Several additional letters in A V Hill’s wartime files tell stories of human displacement. In 1937, Bernard Katz had fled Germany under the rising threat of Nazi persecution, ultimately settling in Hill’s UCL laboratory. Through the Society for the Protection of Science and Learning, Hill took an active role in helping refugee academics in all disciplines. On August 16, 1942, Katz wrote to inform Hill that: ‘It is several months now since I joined the R.A.A.F. [Royal Australian Air Force]. … Naturally I have put physiology into the cold store for the rest of the war … and the only contact I am making with physiology is an occasional discussion with my colleagues at Sydney Hospital.’
Later in the Hill-Katz correspondence, the two biologists discussed how they expected wartime technological developments to influence their postwar research. Hill wrote on 12 February 1945: ‘I was mixed up with radar and its developments since … early 1935. In recent years I have had no further part in its development but a number of the young physiologists like Alan Hodgkin and Andrew Huxley have been busily engaged … You will all find cathode ray oscillograph like second nature when you return to your physiology.’
Developed by electrical engineers, the cathode ray oscillograph or oscilloscope (CRO) could amplify and display changes in voltage against time. In the interwar years, CROs had begun making a splash in neurophysiology because they enabled the detection and visualisation of action potentials with new ease.
In his 12 February 1945 letter, Hill also hinted at his hopes of building up biophysics at UCL after the war, including re-hiring Katz: ‘If and when I can get my lab. started again one thing I should like to do would be to get you back.’ He continued: ‘I have some hope that it may be possible to get a proper department or institute of biophysics going’, especially as ‘some of the physicists have begun to realize what a great opening biophysics might make for them if only we could get room, equipment, and funds.’
Ultimately, Hill did hire Katz again, with the latter replacing the former as the head of biophysics at UCL after Hill’s retirement in 1952.
Edgar Adrian, 1969 ©Godfrey Argent Studio (RS.21296)
Edgar Douglas Adrian FRS (1889-1977), the head of the Cambridge Physiological Laboratory after the war, expressed a similar sentiment in his extensive correspondence with Ragnar Granit ForMemRS (1900-1991). As one of the first investigators to measure an action potential in a single axon, Adrian shared the 1932 Nobel Prize in Physiology or Medicine with Charles Scott Sherrington FRS (1857-1952). On 7 June 1946, Adrian wrote to Granit that: ‘The business of getting the laboratory back to a peace time basis … + trying to get ex-army electrical equipment + machinery – seems to be a whole time job. … Fortunately I have got three very good young men working on muscle + nerve physiology – Hodgkin, David Hill (son of A V) + Andrew Huxley. … They are all pretty good at the biophysical side.’
A squid and other cephalopods, from Richard Lydekker’s Royal Natural History, 1896 (RS.10848)
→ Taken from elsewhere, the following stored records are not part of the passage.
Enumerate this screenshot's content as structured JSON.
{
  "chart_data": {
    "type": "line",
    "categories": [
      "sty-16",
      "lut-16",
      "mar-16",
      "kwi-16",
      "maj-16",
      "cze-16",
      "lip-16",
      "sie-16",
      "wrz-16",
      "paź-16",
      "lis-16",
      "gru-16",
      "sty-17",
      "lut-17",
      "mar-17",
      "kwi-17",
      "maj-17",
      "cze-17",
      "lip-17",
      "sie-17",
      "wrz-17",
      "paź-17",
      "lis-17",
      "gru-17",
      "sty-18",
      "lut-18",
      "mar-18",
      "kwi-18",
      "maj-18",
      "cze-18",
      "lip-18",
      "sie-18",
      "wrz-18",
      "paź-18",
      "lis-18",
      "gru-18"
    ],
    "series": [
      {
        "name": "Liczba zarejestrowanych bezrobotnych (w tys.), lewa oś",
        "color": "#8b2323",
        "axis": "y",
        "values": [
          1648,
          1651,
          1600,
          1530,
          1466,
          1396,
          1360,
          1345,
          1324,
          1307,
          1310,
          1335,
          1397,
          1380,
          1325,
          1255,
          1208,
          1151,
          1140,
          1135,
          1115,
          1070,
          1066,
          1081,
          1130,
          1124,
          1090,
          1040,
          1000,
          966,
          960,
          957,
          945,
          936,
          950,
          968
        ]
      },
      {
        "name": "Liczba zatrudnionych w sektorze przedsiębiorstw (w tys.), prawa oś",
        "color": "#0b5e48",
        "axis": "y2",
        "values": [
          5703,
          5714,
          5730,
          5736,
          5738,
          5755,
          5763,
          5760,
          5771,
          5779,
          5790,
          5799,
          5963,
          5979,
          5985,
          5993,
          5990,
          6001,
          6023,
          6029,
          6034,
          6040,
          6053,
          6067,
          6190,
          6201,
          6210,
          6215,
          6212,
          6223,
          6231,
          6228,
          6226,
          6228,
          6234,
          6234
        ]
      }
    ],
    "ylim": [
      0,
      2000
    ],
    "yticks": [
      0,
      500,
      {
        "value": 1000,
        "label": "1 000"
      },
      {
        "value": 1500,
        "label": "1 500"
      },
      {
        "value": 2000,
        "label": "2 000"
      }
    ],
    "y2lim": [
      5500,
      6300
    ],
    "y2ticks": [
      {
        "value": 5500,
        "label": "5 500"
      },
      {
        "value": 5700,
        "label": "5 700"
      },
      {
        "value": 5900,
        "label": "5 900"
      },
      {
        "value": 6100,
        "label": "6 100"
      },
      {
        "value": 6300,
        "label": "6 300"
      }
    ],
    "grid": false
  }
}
In large measure due to squid giant axon research, UCL and Cambridge became world leaders in the biophysics of nerve in the 1940s, 1950s and 1960s. Yet as these letters and reports – and the 1935 portrait of Alan Hodgkin and A V Hill I highlighted in part one of this article – also remind us, no science unfolds in a vacuum. Rather, it influences, and is influenced by, its social, political, and cultural contexts. This is why I find archival research so exciting, and why I keep coming back to it.
I am most grateful to the Lisa Jardine Grant Scheme of the Royal Society, which supported this work and my visits to other UK archives in July and August 2024.